21. Toutefois, les extraits des comptes annuels et des grands livres de la société IYCA, les demandes de provisions et les extraits des grands livres des tiers de la SAEM de gestion du Port Vauban produits ne permettent pas d'établir que les frais invoqués ont été engagés dans le cadre de l'activité de location des anneaux d'amarrage à des usagers occasionnels. En effet, alors que le poste à quai n'est mis à disposition de navires de passage que lorsque la société Palomata ne l'occupe pas et que celle-ci ne peut demander la déduction de la base de la retenue à la source des charges dues à sa propre occupation du poste à quai mais seulement celle des frais professionnels directement liés à l'activité de sous-location de ce poste, ces documents ne permettent pas, compte tenu du caractère global des montants indiqués, de déterminer la quote-part, en ce qui concerne les charges appelées par la société IYCA, du montant des frais généraux afférents au bassin de grande plaisance directement affectés à l'activité de sous-location des postes à quai, celle des frais de gestion prélevés par la SAEM de gestion du Port Vauban sur les loyers versés à la société Palomata à raison de cette seule activité et, en tout état de cause, de la facturation d'une taxe sur la valeur ajoutée y afférente.

22. Par ailleurs, si la société Palomata demande la prise en compte de l'amortissement du droit de jouissance conféré par la commune d'Antibes à la société IYCA en contrepartie de la réalisation d'ouvrages, c'est cette société qui est l'amodiataire des postes d'amarrage qui sont à l'origine des revenus versés directement à la société Palomata par la SAEM de gestion du Port Vauban en tant qu'occupant d'un des postes et, en tant qu'associée de la société IYCA, la société Palomata ne saurait ainsi prétendre à une réduction de l'assiette de la retenue à la source prenant en compte l'amortissement du droit de jouissance conféré par la commune d'Antibes à la société IYCA en contrepartie de la réalisation d'ouvrages.
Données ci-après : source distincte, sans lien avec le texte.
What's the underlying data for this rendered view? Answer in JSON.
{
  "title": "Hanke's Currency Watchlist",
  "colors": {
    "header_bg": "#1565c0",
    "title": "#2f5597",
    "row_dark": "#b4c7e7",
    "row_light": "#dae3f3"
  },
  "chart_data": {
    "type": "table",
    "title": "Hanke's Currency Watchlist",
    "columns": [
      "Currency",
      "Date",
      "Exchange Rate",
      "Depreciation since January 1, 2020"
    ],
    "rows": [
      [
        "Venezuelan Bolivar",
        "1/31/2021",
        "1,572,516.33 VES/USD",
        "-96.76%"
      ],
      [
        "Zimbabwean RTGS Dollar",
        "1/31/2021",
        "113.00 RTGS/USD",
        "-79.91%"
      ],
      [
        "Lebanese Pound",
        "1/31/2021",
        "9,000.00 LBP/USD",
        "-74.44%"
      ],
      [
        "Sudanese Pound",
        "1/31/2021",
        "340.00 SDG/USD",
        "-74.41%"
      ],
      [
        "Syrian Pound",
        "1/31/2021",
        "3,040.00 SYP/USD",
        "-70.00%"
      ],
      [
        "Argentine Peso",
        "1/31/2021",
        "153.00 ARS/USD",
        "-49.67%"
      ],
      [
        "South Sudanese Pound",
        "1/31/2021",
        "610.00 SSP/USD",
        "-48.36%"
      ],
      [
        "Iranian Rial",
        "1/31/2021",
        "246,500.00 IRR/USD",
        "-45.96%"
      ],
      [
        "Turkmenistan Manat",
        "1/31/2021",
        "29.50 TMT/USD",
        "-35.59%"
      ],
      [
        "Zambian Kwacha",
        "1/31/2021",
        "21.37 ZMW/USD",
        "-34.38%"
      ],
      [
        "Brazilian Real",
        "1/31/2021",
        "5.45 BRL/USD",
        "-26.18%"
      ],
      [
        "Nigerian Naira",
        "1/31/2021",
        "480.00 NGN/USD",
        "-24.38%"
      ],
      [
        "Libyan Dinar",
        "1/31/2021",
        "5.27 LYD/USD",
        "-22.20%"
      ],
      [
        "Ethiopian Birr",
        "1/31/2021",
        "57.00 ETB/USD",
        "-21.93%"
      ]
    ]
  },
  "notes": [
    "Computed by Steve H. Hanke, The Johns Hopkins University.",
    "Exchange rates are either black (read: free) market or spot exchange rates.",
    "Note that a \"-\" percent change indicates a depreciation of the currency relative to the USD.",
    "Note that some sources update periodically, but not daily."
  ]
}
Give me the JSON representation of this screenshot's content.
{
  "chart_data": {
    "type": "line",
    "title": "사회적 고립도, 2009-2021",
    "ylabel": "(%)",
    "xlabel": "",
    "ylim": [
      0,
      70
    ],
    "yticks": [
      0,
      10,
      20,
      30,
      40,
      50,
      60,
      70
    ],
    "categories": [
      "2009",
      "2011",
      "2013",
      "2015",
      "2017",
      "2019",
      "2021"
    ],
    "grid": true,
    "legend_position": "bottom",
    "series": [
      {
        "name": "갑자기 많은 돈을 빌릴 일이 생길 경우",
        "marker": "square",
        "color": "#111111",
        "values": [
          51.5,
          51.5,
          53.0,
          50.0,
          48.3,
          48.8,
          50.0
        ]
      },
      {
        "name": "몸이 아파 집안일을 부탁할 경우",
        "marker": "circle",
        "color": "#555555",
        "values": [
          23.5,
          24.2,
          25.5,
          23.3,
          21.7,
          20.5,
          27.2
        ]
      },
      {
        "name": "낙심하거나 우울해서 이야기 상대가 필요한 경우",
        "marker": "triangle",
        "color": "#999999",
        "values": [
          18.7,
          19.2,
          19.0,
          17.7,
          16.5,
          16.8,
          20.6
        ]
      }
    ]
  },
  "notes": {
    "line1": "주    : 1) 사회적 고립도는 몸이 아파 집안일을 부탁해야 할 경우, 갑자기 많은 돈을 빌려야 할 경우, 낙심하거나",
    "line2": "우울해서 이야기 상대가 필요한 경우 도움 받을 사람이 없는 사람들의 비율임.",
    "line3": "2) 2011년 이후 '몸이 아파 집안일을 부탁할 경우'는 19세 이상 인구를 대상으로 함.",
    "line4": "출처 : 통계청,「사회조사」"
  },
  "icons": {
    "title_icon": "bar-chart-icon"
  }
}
Enfin, si la société Palomata se prévaut de frais d'administration qu'elle a nécessairement engagés au niveau de son siège, elle n'apporte aucun élément justifiant de tels frais engagés pour la réalisation de l'activité en litige.

23. Dans ces conditions, en l'absence de justification par la société Palomata du montant de frais professionnels qui seraient en lien direct avec l'activité de sous-location du poste d'amarrage dont elle dispose dans le port de plaisance d'Antibes, il y a lieu d'écarter le moyen tiré de la méconnaissance des articles 56 et 57 du traité sur le fonctionnement de l'Union européenne sur ce point.

24. En second lieu, les dispositions de l'article 182 B du code général des impôts applicables sont susceptibles d'instituer, pour ce qui concerne les sociétés relevant de l'impôt sur les sociétés, une différence de traitement entre, d'une part, les sociétés non-résidentes imposées immédiatement et définitivement par voie de retenue à la source lors de la perception de ces sommes, et, d'autre part, les sociétés résidentes imposées sur ces sommes en fonction du résultat net, bénéficiaire ou déficitaire, qu'elles enregistrent au cours de l'exercice de perception desdites sommes. Les stipulations des articles 56 et 57 du traité sur le fonctionnement de l'Union européenne citées au point 3 s'opposent à une telle différence de traitement.

25. Il appartient à la société non-résidente qui sollicite la décharge de la retenue à la source effectuée sur ses rémunérations de source française de justifier devant le juge de l'impôt, au titre de chacun des exercices considérés, de l'existence de résultats déficitaires déterminés conformément au regard de la législation de son Etat de résidence et en tenant compte de ces rémunérations. Lorsque le redevable produit ces éléments, il appartient à l'administration d'apporter des éléments en sens contraire. Il revient alors au juge de l'impôt de se déterminer au vu de l'instruction et d'apprécier, compte tenu de l'argumentation des parties, si, pour chaque exercice en litige, le redevable justifie de sa demande en décharge.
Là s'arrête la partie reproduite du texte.